Archiv für den Tag 11/10/2009

Life-Balance

Jeder Mensch pflegt auf seine bestimmte Art, den Kontakt zu dem wahren selbst zu pflegen. Manche pflegen ihn mit Bücher, manche mit Yoga. Manche mit Kaufrausch und manche mit Kafeekränzchen. Manche mit Wein und manche mit Tee. Ich bräuchte unterschiedene Wege, weil meine Neugierde „unersättlich“ scheint.
 
Seit langer Zeit praktiziere ich Zazen und Tee. In letzter Zeit war es ein wahres Luxus geworden, diese beide Wege zu beschreiten. Meine Selbstliebe leidet total unter dem Stress mit Shui Tang.
 
Weil es eben menschlich ist, Gruppendynamik zu entwickeln und zu leben, existiert überall die Unterscheidung zwischen „Wir“ und „Ihr“. Wenn man plötzlich mit dem Leben nicht mehr ganz klar kommt und manchmal nicht immer zustimmen, was gechieht, wird man plötzlich „out“. So geschah es in der Zen-Gruppe, in der ich praktiziere. Für sie wurde ich plötzlich „fremd“ – in meiner Wahrnehmung.
 
Wer ist denn gerne „out“? Wer ist denn gerne eine „Fremdlinge“. Diese Empfindung behinderte in der Tat auch meine Schritte zu meinem Praxis. Ohne das regelmässige Praxis – die Regelmässigkeit ist für jeden eine andere – ist der Alltag voll und manchmal erstickend. Ich atmete kaum wirklich. Nur Atmungszüge, ohne Saurstoff. Den Alltag zubewältigen ohne Inspiration und nur Routine. Der Kopf dreht  sich im Kreis und das Herz ist verstopft. Ich liebe mich selbst nicht mehr, weil das „Ich“ kaum einen Raum bekommt.
 
Mein verstorbener Lehrer Michel sagte mir einmal, weil er wußte, dass ich faul bin und viele Ausrede finden kann, um den Weg auszuweichen. „Gehe ins Dojo ohne Liebe und Hass , nur aus Gleichmut. Warum sollte man sich freuen oder leiden, wenn man Zazen machen will?“ Ist ein Mensch besser, weil er Zazen praktiziert? Sicher nicht. Innerlich spürte ich immer mehr den Drang, es weiter zu gehen. Was die anderen über mich denken und verurteilen könnten nur mich behindern, mich zu entwickeln – wenn ich es selbst zulasse, aber mich nicht behindern auf meinen Weg zu gehen. Die wirkliche Freiheit, den innere freie Willen, den niemand weg nehmen kann, verwirklicht die tatsächliche Unabhängigkeit des Ich. Das zu tun, was einen wichtig ist, nicht weil es gelobt und missachtet wird.
 
Es war eine der wichtigen Lehre von Michel, dass man unbeirrt es tut, was einen bedeutet, nicht weil es beliebt oder belohnt wird. Die „Absichtlosigkeit“ im Leben schafft mir eine große Freiheit.

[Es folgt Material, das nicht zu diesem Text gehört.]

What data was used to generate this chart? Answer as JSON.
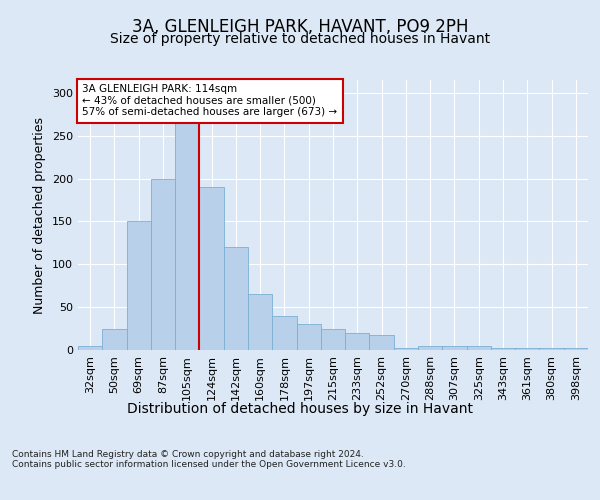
{
  "title": "3A, GLENLEIGH PARK, HAVANT, PO9 2PH",
  "subtitle": "Size of property relative to detached houses in Havant",
  "xlabel": "Distribution of detached houses by size in Havant",
  "ylabel": "Number of detached properties",
  "categories": [
    "32sqm",
    "50sqm",
    "69sqm",
    "87sqm",
    "105sqm",
    "124sqm",
    "142sqm",
    "160sqm",
    "178sqm",
    "197sqm",
    "215sqm",
    "233sqm",
    "252sqm",
    "270sqm",
    "288sqm",
    "307sqm",
    "325sqm",
    "343sqm",
    "361sqm",
    "380sqm",
    "398sqm"
  ],
  "values": [
    5,
    25,
    150,
    200,
    265,
    190,
    120,
    65,
    40,
    30,
    25,
    20,
    17,
    2,
    5,
    5,
    5,
    2,
    2,
    2,
    2
  ],
  "bar_color": "#b8d0ea",
  "bar_edge_color": "#7aafd4",
  "property_line_x": 4.5,
  "property_line_color": "#cc0000",
  "annotation_text": "3A GLENLEIGH PARK: 114sqm\n← 43% of detached houses are smaller (500)\n57% of semi-detached houses are larger (673) →",
  "annotation_box_facecolor": "#ffffff",
  "annotation_box_edge": "#cc0000",
  "ylim": [
    0,
    315
  ],
  "yticks": [
    0,
    50,
    100,
    150,
    200,
    250,
    300
  ],
  "footer_text": "Contains HM Land Registry data © Crown copyright and database right 2024.\nContains public sector information licensed under the Open Government Licence v3.0.",
  "bg_color": "#dce8f5",
  "plot_bg_color": "#dce8f5",
  "title_fontsize": 12,
  "subtitle_fontsize": 10,
  "tick_fontsize": 8,
  "ylabel_fontsize": 9,
  "xlabel_fontsize": 10
}
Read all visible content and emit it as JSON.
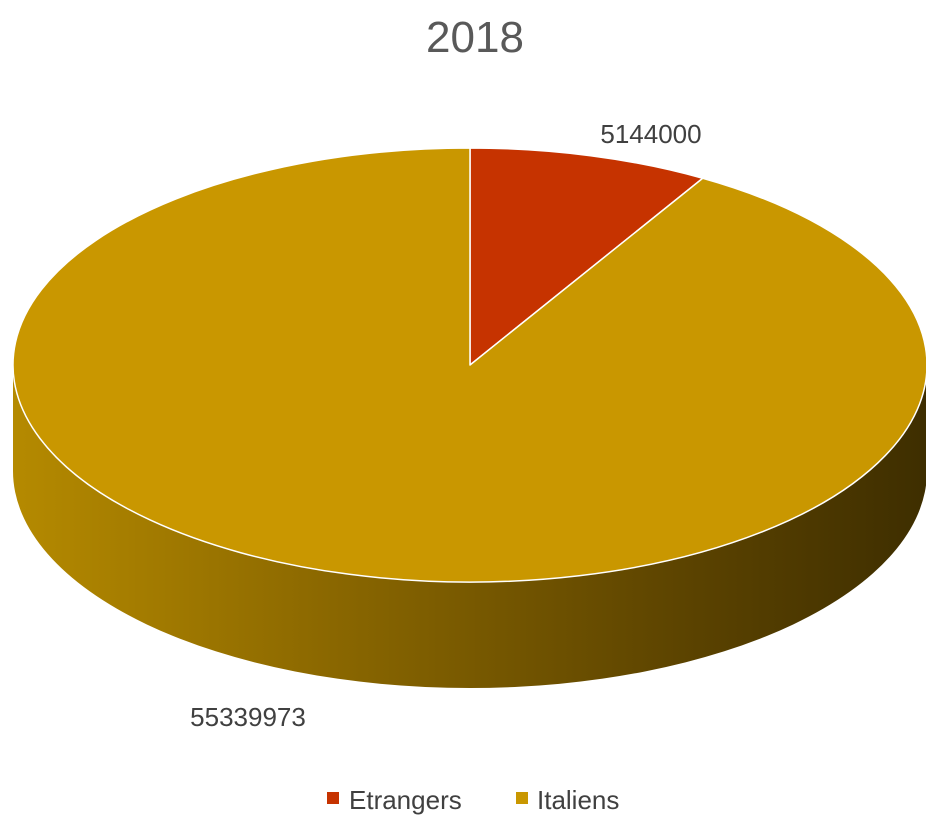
{
  "chart_data": {
    "type": "pie",
    "title": "2018",
    "style": "3d",
    "slices": [
      {
        "label": "Etrangers",
        "value": 5144000,
        "color": "#C63300"
      },
      {
        "label": "Italiens",
        "value": 55339973,
        "color": "#C99700"
      }
    ],
    "data_labels": [
      "5144000",
      "55339973"
    ],
    "legend": {
      "position": "bottom",
      "entries": [
        "Etrangers",
        "Italiens"
      ]
    }
  }
}
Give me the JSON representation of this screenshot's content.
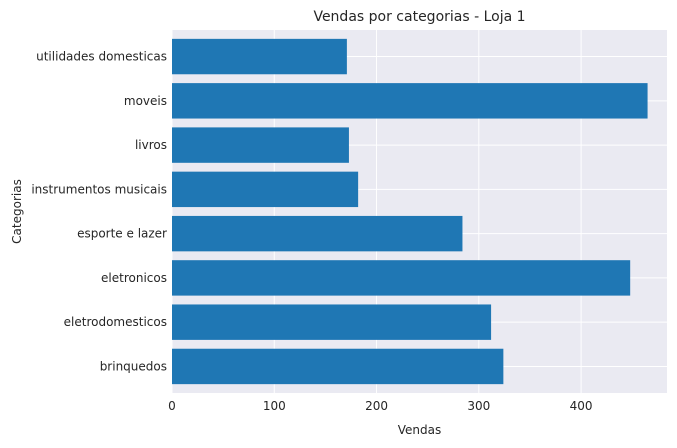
{
  "chart_data": {
    "type": "bar",
    "orientation": "horizontal",
    "title": "Vendas por categorias - Loja 1",
    "xlabel": "Vendas",
    "ylabel": "Categorias",
    "categories": [
      "brinquedos",
      "eletrodomesticos",
      "eletronicos",
      "esporte e lazer",
      "instrumentos musicais",
      "livros",
      "moveis",
      "utilidades domesticas"
    ],
    "values": [
      324,
      312,
      448,
      284,
      182,
      173,
      465,
      171
    ],
    "xlim": [
      0,
      484
    ],
    "xticks": [
      0,
      100,
      200,
      300,
      400
    ],
    "grid": true,
    "bar_color": "#1f77b4",
    "background_color": "#eaeaf2",
    "grid_color": "#ffffff"
  }
}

Shui Tang wäre heute nicht dort, wenn ich Dinge stricke mit Absichten, um Menschen zu gefallen.
 
Ich ging wieder zum Zazen. Zuerst begegnete ich ausweichende und misstraurischen Blicke. Mein Kopf fing auch an zu spekulieren, was sie alles über mich denken konnten – ich kenne diese Gruppendynamik gut. Die meisten Menschen verraten nichts, nur durch ihren Blick, was sie über Dich denken. Dadurch bekommen wir nie eine Chance tatsächlich die Dinge zu klären. Vor allem in einer Gesellschaft, die auf das vermeintlichen Konsens aufgebaut ist. Nur selten dumme Menschen sprechen die Dinge direkt an und versuchen anderen Menschen Möglichkeiten zu geben, auszusprechen und zu streiten.
 
Mit Mühe bemühte ich mich innerlich nicht auf diese Blicke zu reagieren. Tatsächlich ging es für mich nur um das, was mich berührt und interessiert. Ein gutes Bild in Augen des Anderen und eine tolle Karriere interessieren mich in der Tat selten. Ich wollte nur den Kontakt zu mir wieder schaffen. 
 
Da ich nichts beanspruche und komme und wieder gehe, wurden die Blicke weicher und freundlicher.  Mit der Zeit werden Lächeln und Begrüßung werden ausgetauscht. Wir kannten uns eigentlich schon so lange. Wir sind in der Tat eins. Wozu die Trennung zwischen den Herzen?
 
Es ist interessant zu beobachten, was das Nicht-Bewegen bewirkt. Es ist wichtig zu wissen, dass man beobachtet wird und Demut braucht. In diesem Demut verbirgt eine Größe, eine
Kraft, zu helfen, sich nicht zu bewegen.
 
Mit der Zeit spüre ich wieder den Kopf, der nun ein bisschen leere Zeile bekommen hat. Ich kann Dinge wieder besser wahrnehmen und lesen. Diese aufgeräumten leeren Zeilen sind Räume für Kreativität und Inspiration für Shui Tang. Es ist schwierig, Life-Balance zu erhalten. Für mich ist Shui Tang in wahrsten Sinn des Wortes die Prüfung des Lebens. Ich stelle mich dieser Prüfung. Eine gute Herausforderung.